Monica, I really liked what you said about people noticing or finding interst in things if it has been talked about by Oprah on her show. Also, I actually here many people that everyone should get over slavery and the South issue with regards to Civil War. Some people are just plain ignorant but others mean it in a completely different way. I believe some people may be saying that we need not focus so much on the tragedies of the past, but instead look to the future and the possibilities that lie ahead. Of course no one can forget, or even expected to forget, but in order to move forward there has to be some sort of line drawn.
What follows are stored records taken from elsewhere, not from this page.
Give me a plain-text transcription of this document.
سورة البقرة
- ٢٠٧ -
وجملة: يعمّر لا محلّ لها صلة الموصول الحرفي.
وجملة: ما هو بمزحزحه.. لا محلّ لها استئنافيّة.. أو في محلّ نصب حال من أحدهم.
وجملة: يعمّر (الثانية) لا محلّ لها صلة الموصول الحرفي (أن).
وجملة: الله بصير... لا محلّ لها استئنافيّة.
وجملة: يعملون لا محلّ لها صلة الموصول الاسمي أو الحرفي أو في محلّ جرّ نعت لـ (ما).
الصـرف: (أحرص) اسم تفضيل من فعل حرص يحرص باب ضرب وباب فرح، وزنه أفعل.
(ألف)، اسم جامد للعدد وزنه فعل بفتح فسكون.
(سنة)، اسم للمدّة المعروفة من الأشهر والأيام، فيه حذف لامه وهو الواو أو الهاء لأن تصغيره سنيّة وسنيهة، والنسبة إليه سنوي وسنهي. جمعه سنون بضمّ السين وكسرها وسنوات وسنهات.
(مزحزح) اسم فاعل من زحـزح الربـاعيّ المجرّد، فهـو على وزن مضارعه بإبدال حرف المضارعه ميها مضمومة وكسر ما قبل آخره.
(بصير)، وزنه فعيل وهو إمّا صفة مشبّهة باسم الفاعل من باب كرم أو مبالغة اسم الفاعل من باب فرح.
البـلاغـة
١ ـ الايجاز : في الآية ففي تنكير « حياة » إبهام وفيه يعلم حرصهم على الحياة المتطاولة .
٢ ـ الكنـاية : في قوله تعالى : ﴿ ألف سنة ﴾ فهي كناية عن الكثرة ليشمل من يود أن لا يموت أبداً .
I also wanted to add that I really enjoy your blogs. They are always touch on interesting and important issues that many times we don't think of.
Monica Osborne
Thanks, anon. Yeah, I
Thanks, anon. Yeah, I suppose there's a fine line between a perpetual kind of remembering, and looking toward the future in an effort to move on toward other hopeful possibilities. I think you're also right about some people being ignorant (when they say that people should get over slavery and the Civil War) and others meaning it in a different way. And I guess that's the part that always concerns me -- people who urge that the victimized party/group move on because of their own anti-Semitic or racist ideologies.
Anonymous
interesting
monica i love how you love to bash anon messages when the message is not agreeable to your thinking; however, you eat up the anon message when its saying something nice to you
grow up
Monica Osborne
Thanks for making me laugh,
Thanks for making me laugh, anonymous! See how I "eat up" your nasty comment with a smile.
Elisa
you should check out
aaron hamburger's excellent essay on holocaust lit ("a touch of evil") in the most recent issue of tin house. a wide-ranging and deep meditation on post-post-shoah lit.
Michael Nehora
The importance of reading carefully
To Anonymous May 02 11:27 am: It seems you misunderstood Monica's reply. She wasn't calling that commenter anti-Semitic or racist. Rather, she clearly agreed with her/his point that the "move on" sentiment isn't necessarily ill-intended; it depends on the context.
See?
Anonymous
Anonymous, why are you here?
I am a bit confused "anonymous" person. Why are you here? It seems as though you are just trying to start arguments or you have something against Monica...? You must have really never heard the saying, "If you don't have something nice to say, don't say anything at all."